Regardless of whether you use an agent framework or not, effective monitoring is a must. The first thing to put into place is a system that logs every step of the workflow: user inputs, transformed inputs, tool choices, tool calls, tool call results, reasoning tokens, output, latency, token usage, etc. The best and easiest time to set this up is right at the start of the project. As the project grows, set up a dashboard and alerts for critical metrics.

There’s no substitute for manual inspection

Manual inspection of data has probably the highest value-to-prestige ratio of any activity in machine learning.

Greg Brockman, President and co-founder of OpenAI

Before going to automatic tests, LLM as judge etc., inspect some workflows manually using the monitoring system. Check the input, the tool calls, the intermittent reasoning tokens, and the output. Many problems can be diagnosed this way. In addition, it peels away some of the “magic” that agentic frameworks by showing the prompts and tool calls. Hamel Husain put it well in an article, asking “Show me the prompt” of every LLM library. Manual inspection keeps yielding insights, even after automatic evals are in place.

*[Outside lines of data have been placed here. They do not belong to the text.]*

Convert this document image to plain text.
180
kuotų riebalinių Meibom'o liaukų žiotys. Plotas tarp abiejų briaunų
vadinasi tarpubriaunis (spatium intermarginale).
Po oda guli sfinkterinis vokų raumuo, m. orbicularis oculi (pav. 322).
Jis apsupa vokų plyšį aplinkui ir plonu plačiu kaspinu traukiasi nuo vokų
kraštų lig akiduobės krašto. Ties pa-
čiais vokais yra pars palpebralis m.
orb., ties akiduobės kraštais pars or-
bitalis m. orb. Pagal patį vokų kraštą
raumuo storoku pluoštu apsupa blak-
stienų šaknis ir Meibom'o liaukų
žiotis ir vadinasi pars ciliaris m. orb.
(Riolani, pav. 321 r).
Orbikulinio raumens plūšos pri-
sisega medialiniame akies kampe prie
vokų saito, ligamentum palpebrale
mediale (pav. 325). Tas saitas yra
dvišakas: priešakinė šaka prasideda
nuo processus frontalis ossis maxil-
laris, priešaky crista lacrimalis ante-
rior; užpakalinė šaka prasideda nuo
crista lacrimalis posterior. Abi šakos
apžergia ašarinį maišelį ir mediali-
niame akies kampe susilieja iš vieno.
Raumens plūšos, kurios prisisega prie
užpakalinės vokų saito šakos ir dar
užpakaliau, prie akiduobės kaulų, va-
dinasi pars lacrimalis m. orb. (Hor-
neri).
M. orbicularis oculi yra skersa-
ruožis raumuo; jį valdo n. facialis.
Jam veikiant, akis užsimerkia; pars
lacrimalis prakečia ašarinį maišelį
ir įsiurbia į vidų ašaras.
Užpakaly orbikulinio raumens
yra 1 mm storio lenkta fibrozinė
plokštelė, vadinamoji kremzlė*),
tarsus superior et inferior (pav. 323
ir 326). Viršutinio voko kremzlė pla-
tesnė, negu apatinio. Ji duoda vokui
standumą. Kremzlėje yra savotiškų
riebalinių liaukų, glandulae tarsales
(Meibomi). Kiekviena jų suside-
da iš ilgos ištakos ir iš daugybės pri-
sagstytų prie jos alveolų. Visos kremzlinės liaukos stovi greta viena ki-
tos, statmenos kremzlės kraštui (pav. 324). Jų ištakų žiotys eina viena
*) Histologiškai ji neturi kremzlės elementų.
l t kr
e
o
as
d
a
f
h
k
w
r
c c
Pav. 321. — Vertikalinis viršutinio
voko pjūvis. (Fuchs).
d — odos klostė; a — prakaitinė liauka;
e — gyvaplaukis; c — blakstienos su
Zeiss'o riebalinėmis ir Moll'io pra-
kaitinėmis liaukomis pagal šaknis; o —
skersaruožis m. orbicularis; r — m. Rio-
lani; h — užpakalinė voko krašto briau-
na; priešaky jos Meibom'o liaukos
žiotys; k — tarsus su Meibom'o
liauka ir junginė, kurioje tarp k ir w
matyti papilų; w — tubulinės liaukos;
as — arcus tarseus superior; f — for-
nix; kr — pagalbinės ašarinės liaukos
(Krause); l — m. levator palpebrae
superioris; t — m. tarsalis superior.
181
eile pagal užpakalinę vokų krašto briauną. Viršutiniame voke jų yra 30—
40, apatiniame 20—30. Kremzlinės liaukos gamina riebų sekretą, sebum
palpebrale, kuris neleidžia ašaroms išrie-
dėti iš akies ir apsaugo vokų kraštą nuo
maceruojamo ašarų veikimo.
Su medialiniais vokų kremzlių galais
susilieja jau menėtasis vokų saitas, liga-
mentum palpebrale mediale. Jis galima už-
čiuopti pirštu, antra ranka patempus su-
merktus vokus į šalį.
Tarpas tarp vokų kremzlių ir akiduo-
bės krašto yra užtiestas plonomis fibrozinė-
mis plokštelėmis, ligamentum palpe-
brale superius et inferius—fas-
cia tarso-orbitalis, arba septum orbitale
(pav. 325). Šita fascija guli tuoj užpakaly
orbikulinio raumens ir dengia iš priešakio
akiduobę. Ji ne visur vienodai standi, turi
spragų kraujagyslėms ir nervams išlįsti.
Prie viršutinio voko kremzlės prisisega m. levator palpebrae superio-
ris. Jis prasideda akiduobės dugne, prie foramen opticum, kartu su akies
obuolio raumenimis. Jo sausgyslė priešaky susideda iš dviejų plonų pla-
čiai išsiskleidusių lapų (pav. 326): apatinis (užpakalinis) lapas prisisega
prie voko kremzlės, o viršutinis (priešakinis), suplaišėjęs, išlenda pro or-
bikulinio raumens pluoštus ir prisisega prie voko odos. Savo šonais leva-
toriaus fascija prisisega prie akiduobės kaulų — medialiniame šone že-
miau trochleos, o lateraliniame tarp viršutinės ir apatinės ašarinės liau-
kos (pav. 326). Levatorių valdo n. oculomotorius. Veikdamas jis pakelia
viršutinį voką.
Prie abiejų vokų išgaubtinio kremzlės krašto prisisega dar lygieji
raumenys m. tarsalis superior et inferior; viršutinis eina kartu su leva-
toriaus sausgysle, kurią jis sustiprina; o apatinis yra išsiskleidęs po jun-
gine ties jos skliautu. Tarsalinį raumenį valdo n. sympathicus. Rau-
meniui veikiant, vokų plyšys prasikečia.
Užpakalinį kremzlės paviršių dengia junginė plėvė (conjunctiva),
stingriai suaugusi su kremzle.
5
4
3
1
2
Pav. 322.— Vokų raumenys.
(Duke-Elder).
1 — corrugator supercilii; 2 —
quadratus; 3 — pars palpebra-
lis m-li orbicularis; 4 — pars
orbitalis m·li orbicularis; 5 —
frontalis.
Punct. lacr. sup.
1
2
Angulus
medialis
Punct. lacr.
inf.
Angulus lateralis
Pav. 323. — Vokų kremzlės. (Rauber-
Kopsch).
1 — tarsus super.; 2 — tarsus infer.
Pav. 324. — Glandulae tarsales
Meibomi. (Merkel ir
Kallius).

Conclusion: Build as agentic as needed, not as agentic as possible

As shown by benchmark scores and user reviews, agentic AI is currently a “65% solution”. There are impressive demos, but the real world is messy. The gap needs to be bridged by careful safeguards, domain-specific heuristics, smart task framing, and human oversight. Much like operating a self-driving car, users need to stay alert and be ready to take control at any moment. However, consider that human workers also make mistakes - perfection is not a realistic benchmark.

From a business perspective, there is still an enormous amount of value to be realized by simpler uses of generative AI. Going all-in on agentic AI may not be necessary. Consider the pros and cons listed above and locate the task at hand on the four-level agency scale.